Kradzieże

Włamywali się do salonów i wyjeżdżali nowymi autami. Czasem przez okno

100 lat więzienia grozi pewnemu 17-latkowi, który namiętnie kradł samochody. Młodzieniec należał do do zorganizowanej grupy, która specjalizowała się w kradzieżach nowych aut z salonów. Jego przestępcza "kariera" był intensywna, ale krótka.

Grali w GTA w prawdziwym życiu

Kradzież to sposób na szybki zarobek, ale i wielkie ryzyko, o którym 17-letni złodziej ewidentnie nie myślał, kiedy razem z kolegami chodził "do pracy". Zamiast spędzać czas wolny na graniu w gry lub kopaniu piłki, zajmował się włamywaniem do salonów dealerskich. Jak się można domyślać, nie chodziło im o kubki, długopisy czy inne gadżety. Nastolatkowie wskakiwali do samochodów i wyjeżdżali - czasami nawet przez szklane witryny.

Ukradli trzy auta z różnych salonów

Ich największa "akcja" została przeprowadzona pod koniec sierpnia br. - jednej nocy sześciu młodych mężczyzn ukradło trzy auta. Ich łupem padł nowy Dodge Challenger, Jeep Grand Wagoneer oraz Lexus RC. Po kradzieżach policjantom z hrabstwa Onondaga, w stanie Nowy Jork, udało się namierzyć jednego z podejrzanych i zatrzymać 17-latka, który  japońskim coupe wyjechał przez okno salonu. 

Reklama

Niedługo później funkcjonariusze namierzyli również dwa pozostałe auta. Szkody wyrządzone tej nocy szacuje się na 250 tys. dolarów (ok. 1 milion zł).

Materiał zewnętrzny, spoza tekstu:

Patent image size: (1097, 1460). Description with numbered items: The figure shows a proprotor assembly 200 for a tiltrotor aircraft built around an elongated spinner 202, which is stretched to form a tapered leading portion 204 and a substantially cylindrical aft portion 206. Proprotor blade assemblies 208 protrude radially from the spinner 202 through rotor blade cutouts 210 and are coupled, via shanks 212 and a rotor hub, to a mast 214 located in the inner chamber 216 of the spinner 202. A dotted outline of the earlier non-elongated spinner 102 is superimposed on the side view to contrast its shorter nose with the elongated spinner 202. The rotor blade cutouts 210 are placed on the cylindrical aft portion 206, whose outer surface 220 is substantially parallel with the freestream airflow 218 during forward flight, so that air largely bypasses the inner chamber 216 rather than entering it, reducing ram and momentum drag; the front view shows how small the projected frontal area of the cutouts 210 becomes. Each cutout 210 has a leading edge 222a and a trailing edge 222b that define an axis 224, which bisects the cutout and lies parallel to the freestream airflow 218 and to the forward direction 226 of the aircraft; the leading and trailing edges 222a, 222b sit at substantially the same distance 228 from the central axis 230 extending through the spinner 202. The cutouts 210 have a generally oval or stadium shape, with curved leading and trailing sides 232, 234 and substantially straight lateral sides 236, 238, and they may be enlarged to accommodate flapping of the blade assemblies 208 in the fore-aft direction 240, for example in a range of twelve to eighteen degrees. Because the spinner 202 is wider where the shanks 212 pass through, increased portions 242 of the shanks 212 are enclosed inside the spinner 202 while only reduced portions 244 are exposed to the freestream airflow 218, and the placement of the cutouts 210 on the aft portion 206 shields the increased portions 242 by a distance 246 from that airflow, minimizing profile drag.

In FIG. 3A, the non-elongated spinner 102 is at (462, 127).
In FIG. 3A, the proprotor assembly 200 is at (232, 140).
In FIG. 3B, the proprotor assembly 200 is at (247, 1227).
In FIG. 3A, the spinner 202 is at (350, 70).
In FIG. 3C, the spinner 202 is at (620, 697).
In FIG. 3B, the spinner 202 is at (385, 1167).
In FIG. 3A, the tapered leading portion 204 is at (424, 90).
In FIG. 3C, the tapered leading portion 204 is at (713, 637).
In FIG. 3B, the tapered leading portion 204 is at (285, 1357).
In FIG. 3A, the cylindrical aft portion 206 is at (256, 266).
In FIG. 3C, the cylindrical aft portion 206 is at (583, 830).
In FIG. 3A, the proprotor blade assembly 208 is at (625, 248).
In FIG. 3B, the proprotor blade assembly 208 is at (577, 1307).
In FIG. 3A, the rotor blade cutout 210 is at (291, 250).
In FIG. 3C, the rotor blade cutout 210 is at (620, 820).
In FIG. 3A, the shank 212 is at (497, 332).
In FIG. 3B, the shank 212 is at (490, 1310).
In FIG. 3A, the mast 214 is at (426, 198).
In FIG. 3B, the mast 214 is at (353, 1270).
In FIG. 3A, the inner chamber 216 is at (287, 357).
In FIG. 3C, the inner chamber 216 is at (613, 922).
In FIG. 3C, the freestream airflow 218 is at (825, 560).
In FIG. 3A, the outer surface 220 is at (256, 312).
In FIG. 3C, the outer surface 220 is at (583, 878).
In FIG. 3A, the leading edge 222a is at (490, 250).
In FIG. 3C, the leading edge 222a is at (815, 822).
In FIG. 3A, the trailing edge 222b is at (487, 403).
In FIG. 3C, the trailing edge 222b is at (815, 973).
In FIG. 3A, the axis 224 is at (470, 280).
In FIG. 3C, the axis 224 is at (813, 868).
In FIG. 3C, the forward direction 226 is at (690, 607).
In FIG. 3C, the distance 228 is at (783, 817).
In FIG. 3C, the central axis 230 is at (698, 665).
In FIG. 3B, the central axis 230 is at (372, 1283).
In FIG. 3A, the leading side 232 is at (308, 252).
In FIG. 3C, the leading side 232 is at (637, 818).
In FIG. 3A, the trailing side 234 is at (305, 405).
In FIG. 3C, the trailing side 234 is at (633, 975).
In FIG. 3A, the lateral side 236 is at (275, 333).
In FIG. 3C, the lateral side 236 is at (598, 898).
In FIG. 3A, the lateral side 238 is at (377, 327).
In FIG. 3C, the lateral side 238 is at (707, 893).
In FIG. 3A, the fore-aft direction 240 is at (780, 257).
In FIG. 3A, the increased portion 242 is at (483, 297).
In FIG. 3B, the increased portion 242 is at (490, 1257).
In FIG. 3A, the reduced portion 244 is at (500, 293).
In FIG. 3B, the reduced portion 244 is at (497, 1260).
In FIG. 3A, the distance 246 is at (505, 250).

Jednego dnia kradł pizzę, drugiego samochód

W toku prowadzonego śledztwa okazało się, że zatrzymany 17-latek ma na sumieniu znacznie więcej. Zebrany materiał dowodowy pozwolił policjantom na postawienie mu kolejnych zarzutów dotyczących kradzieży aut - w sumie nastolatek miał być odpowiedzialny za włamanie i kradzież sześciu samochodów. Ponadto okazało się, że zatrzymany był już wielokrotnie notowany za włamania do pizzerii i marketów.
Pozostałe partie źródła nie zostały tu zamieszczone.